Autobiography of a Face Essay Questions

Essay Questions

  1. 1

    How does Grealy’s illness impact her education?

    Grealy elucidates, “HAVING MISSED MOST of fourth grade and all but a week or so of fifth grade, I finally started to reappear at school sometime in sixth grade during my periodic “vacations” from chemotherapy. I’d mysteriously show up for a week or two weeks or sometimes even three or four, then disappear again for a couple of months.” Grealy’s cancer which requires extensive treatments hinders her from attending school consistently like her healthy peers. The time which she would have been in school is diverted to the chemotherapy sessions which require extensive durations. Accordingly, cancer impacts Grealy’s academic life negatively.

  2. 2

    What is the implication of “Roethke’s “My Papa’s Waltz”?

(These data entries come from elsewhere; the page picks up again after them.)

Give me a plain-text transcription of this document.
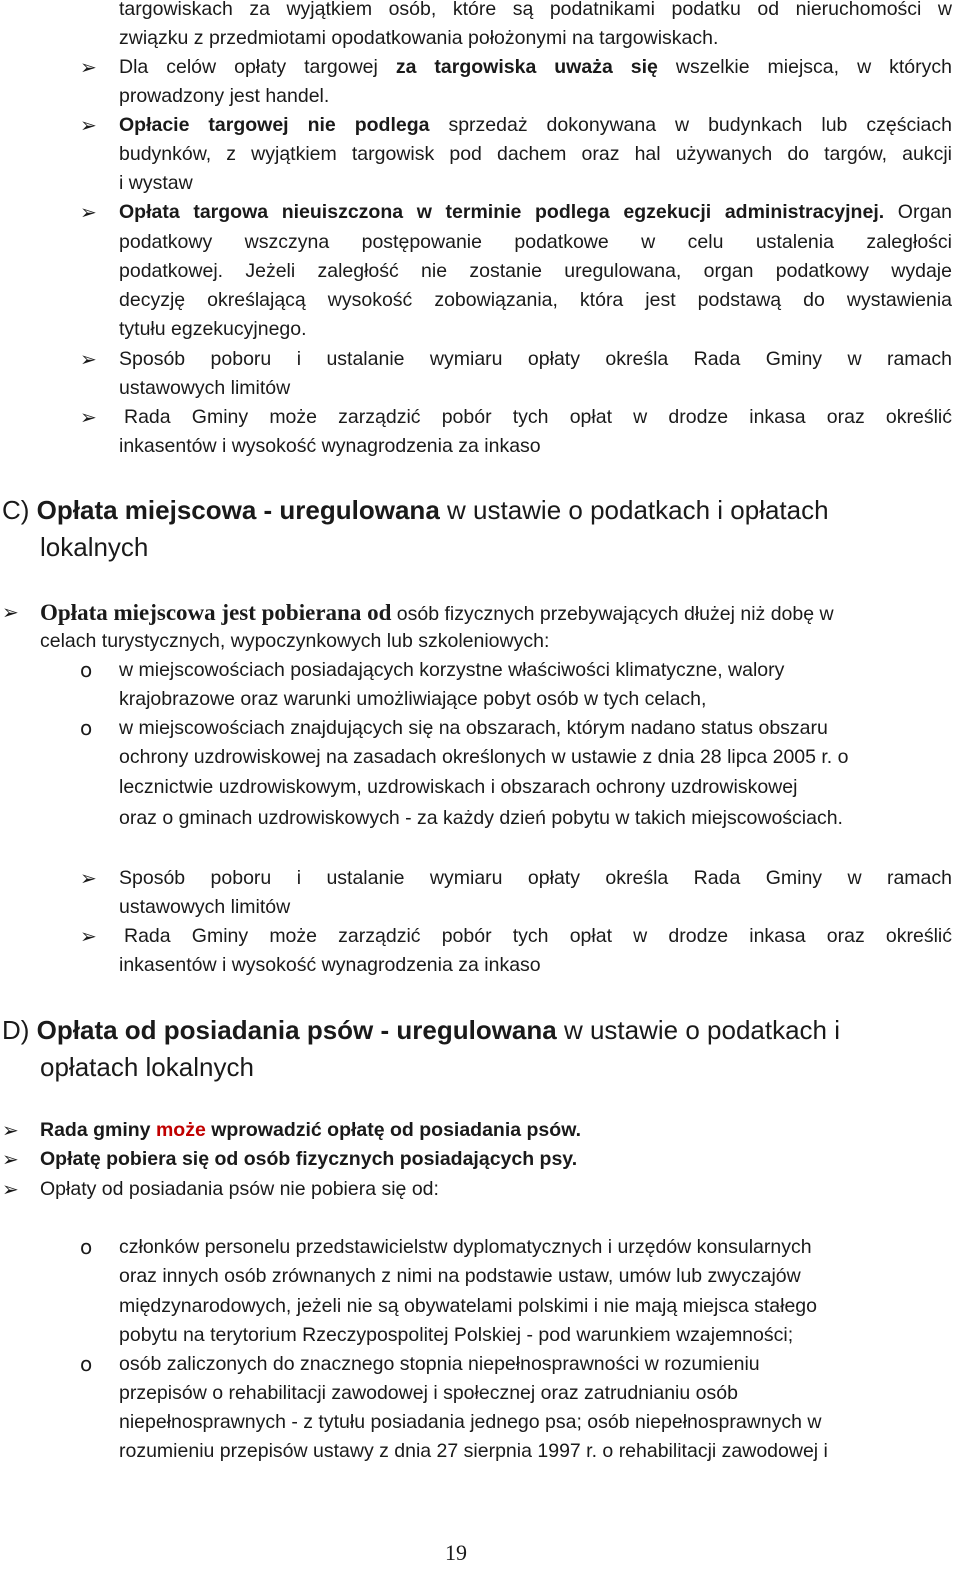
targowiskach za wyjątkiem osób, które są podatnikami podatku od nieruchomości w
związku z przedmiotami opodatkowania położonymi na targowiskach.
➢ Dla celów opłaty targowej za targowiska uważa się wszelkie miejsca, w których
prowadzony jest handel.
➢ Opłacie targowej nie podlega sprzedaż dokonywana w budynkach lub częściach
budynków, z wyjątkiem targowisk pod dachem oraz hal używanych do targów, aukcji
i wystaw
➢ Opłata targowa nieuiszczona w terminie podlega egzekucji administracyjnej. Organ
podatkowy wszczyna postępowanie podatkowe w celu ustalenia zaległości
podatkowej. Jeżeli zaległość nie zostanie uregulowana, organ podatkowy wydaje
decyzję określającą wysokość zobowiązania, która jest podstawą do wystawienia
tytułu egzekucyjnego.
➢ Sposób poboru i ustalanie wymiaru opłaty określa Rada Gminy w ramach
ustawowych limitów
➢ Rada Gminy może zarządzić pobór tych opłat w drodze inkasa oraz określić
inkasentów i wysokość wynagrodzenia za inkaso
C) Opłata miejscowa - uregulowana w ustawie o podatkach i opłatach
lokalnych
➢ Opłata miejscowa jest pobierana od osób fizycznych przebywających dłużej niż dobę w
celach turystycznych, wypoczynkowych lub szkoleniowych:
o w miejscowościach posiadających korzystne właściwości klimatyczne, walory
krajobrazowe oraz warunki umożliwiające pobyt osób w tych celach,
o w miejscowościach znajdujących się na obszarach, którym nadano status obszaru
ochrony uzdrowiskowej na zasadach określonych w ustawie z dnia 28 lipca 2005 r. o
lecznictwie uzdrowiskowym, uzdrowiskach i obszarach ochrony uzdrowiskowej
oraz o gminach uzdrowiskowych - za każdy dzień pobytu w takich miejscowościach.
➢ Sposób poboru i ustalanie wymiaru opłaty określa Rada Gminy w ramach
ustawowych limitów
➢ Rada Gminy może zarządzić pobór tych opłat w drodze inkasa oraz określić
inkasentów i wysokość wynagrodzenia za inkaso
D) Opłata od posiadania psów - uregulowana w ustawie o podatkach i
opłatach lokalnych
➢ Rada gminy może wprowadzić opłatę od posiadania psów.
➢ Opłatę pobiera się od osób fizycznych posiadających psy.
➢ Opłaty od posiadania psów nie pobiera się od:
o członków personelu przedstawicielstw dyplomatycznych i urzędów konsularnych
oraz innych osób zrównanych z nimi na podstawie ustaw, umów lub zwyczajów
międzynarodowych, jeżeli nie są obywatelami polskimi i nie mają miejsca stałego
pobytu na terytorium Rzeczypospolitej Polskiej - pod warunkiem wzajemności;
o osób zaliczonych do znacznego stopnia niepełnosprawności w rozumieniu
przepisów o rehabilitacji zawodowej i społecznej oraz zatrudnianiu osób
niepełnosprawnych - z tytułu posiadania jednego psa; osób niepełnosprawnych w
rozumieniu przepisów ustawy z dnia 27 sierpnia 1997 r. o rehabilitacji zawodowej i
19
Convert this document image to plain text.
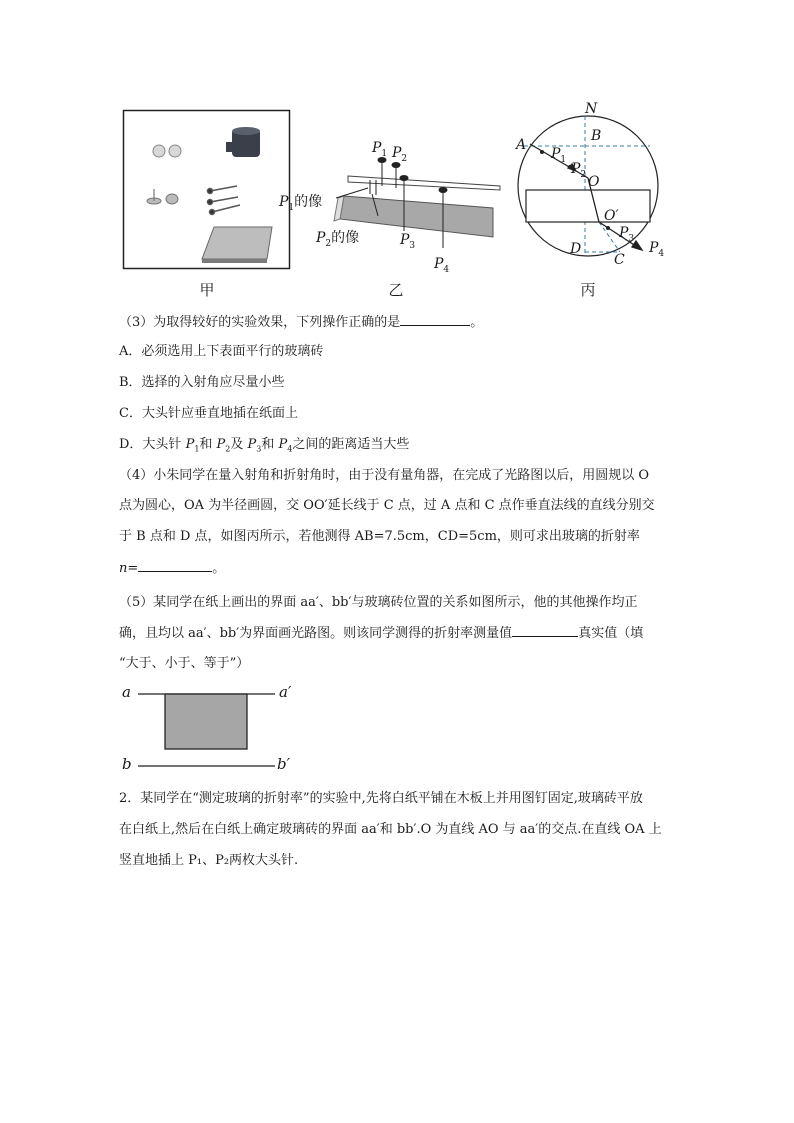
甲
$P_1$ $P_2$
$P_1$的像
$P_2$的像	$P_3$
$P_4$
乙
N
A
B
$P_1$
$P_2$ O
O′
$P_3$
D
C
$P_4$
丙
（3）为取得较好的实验效果，下列操作正确的是	。
A．必须选用上下表面平行的玻璃砖
B．选择的入射角应尽量小些
C．大头针应垂直地插在纸面上
D．大头针 $P_1$和 $P_2$及 $P_3$和 $P_4$之间的距离适当大些
（4）小朱同学在量入射角和折射角时，由于没有量角器，在完成了光路图以后，用圆规以 O
点为圆心，OA 为半径画圆，交 OO′延长线于 C 点，过 A 点和 C 点作垂直法线的直线分别交
于 B 点和 D 点，如图丙所示，若他测得 AB=7.5cm，CD=5cm，则可求出玻璃的折射率
n=	。
（5）某同学在纸上画出的界面 aa′、bb′与玻璃砖位置的关系如图所示，他的其他操作均正
确，且均以 aa′、bb′为界面画光路图。则该同学测得的折射率测量值	真实值（填
“大于、小于、等于”）
a	a′
b	b′
2．某同学在“测定玻璃的折射率”的实验中,先将白纸平铺在木板上并用图钉固定,玻璃砖平放
在白纸上,然后在白纸上确定玻璃砖的界面 aa′和 bb′.O 为直线 AO 与 aa′的交点.在直线 OA 上
竖直地插上 P₁、P₂两枚大头针.
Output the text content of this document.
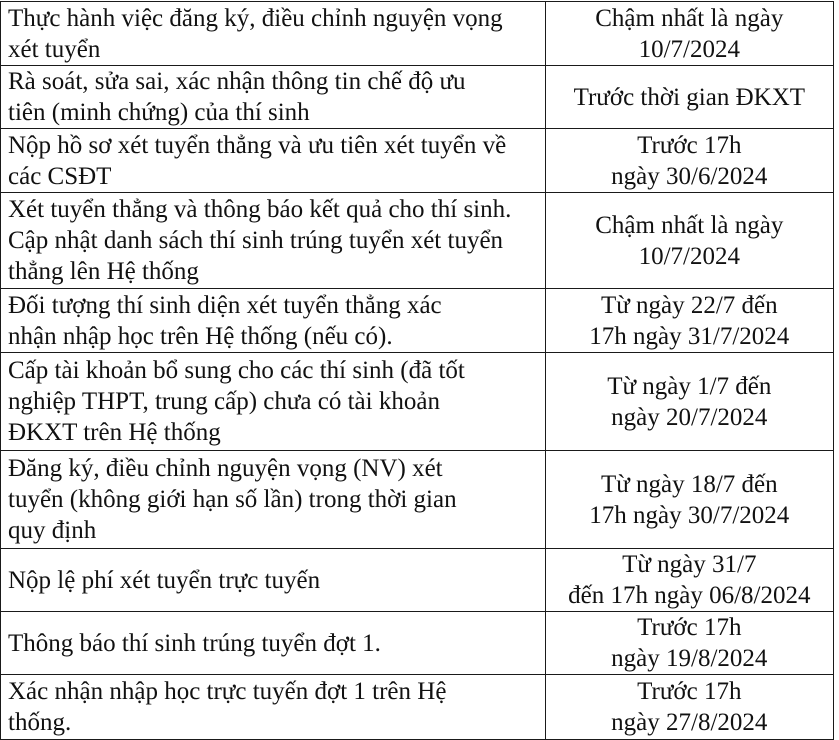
Thực hành việc đăng ký, điều chỉnh nguyện vọng
xét tuyển	Chậm nhất là ngày
10/7/2024

Rà soát, sửa sai, xác nhận thông tin chế độ ưu
tiên (minh chứng) của thí sinh	Trước thời gian ĐKXT

Nộp hồ sơ xét tuyển thẳng và ưu tiên xét tuyển về
các CSĐT	Trước 17h
ngày 30/6/2024

Xét tuyển thẳng và thông báo kết quả cho thí sinh.
Cập nhật danh sách thí sinh trúng tuyển xét tuyển
thẳng lên Hệ thống	Chậm nhất là ngày
10/7/2024

Đối tượng thí sinh diện xét tuyển thẳng xác
nhận nhập học trên Hệ thống (nếu có).	Từ ngày 22/7 đến
17h ngày 31/7/2024

Cấp tài khoản bổ sung cho các thí sinh (đã tốt
nghiệp THPT, trung cấp) chưa có tài khoản
ĐKXT trên Hệ thống	Từ ngày 1/7 đến
ngày 20/7/2024

Đăng ký, điều chỉnh nguyện vọng (NV) xét
tuyển (không giới hạn số lần) trong thời gian
quy định	Từ ngày 18/7 đến
17h ngày 30/7/2024

Nộp lệ phí xét tuyển trực tuyến	Từ ngày 31/7
đến 17h ngày 06/8/2024

Thông báo thí sinh trúng tuyển đợt 1.	Trước 17h
ngày 19/8/2024

Xác nhận nhập học trực tuyến đợt 1 trên Hệ
thống.	Trước 17h
ngày 27/8/2024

    Grealy notes, “WHEN SCHOOL STARTED again, my ninth-grade English class began reading poetry. Our first assignment was Theodore Roethke’s “My Papa’s Waltz.”…my teacher wanted us to talk about whether or not the boy loved his father. As we spent the forty minutes debating along those lines, what I knew about my love for my own father seemed to grow more distant and closed off.” The poem is pertinent because it elicits Grealy’s reflections about her connection with her father. The debate in Grealy’s classroom is based on assertions in the poem which allude to the narrator loving his father and those which suggest that he detests the father. Grealy’s ability to relate the message in the poem to her life indicates that she is conscious that her affection for her father is not sturdy.

  3. 3

    Deconstruct Grealy’s conclusions regarding truth.

    Grealy concludes, “I used to think truth was eternal, that once I knew, once I saw, it would be with me forever…most truths are inherently unretainable, that we have to work hard all our lives to remember the most basic things. Society is no help. It tells us again and again that we can most be ourselves by acting and looking like someone else, only to leave our original faces behind to turn into ghosts that will inevitably resent and haunts.” Grealy recognizes that truth is variable; hence, it can be forgotten at times. Society contributes to the variability of truth by encouraging people to don façades. Eventually, the disguises which are intended to conceal realities and truths turn out to be troublesome. Accordingly, truth is not everlasting.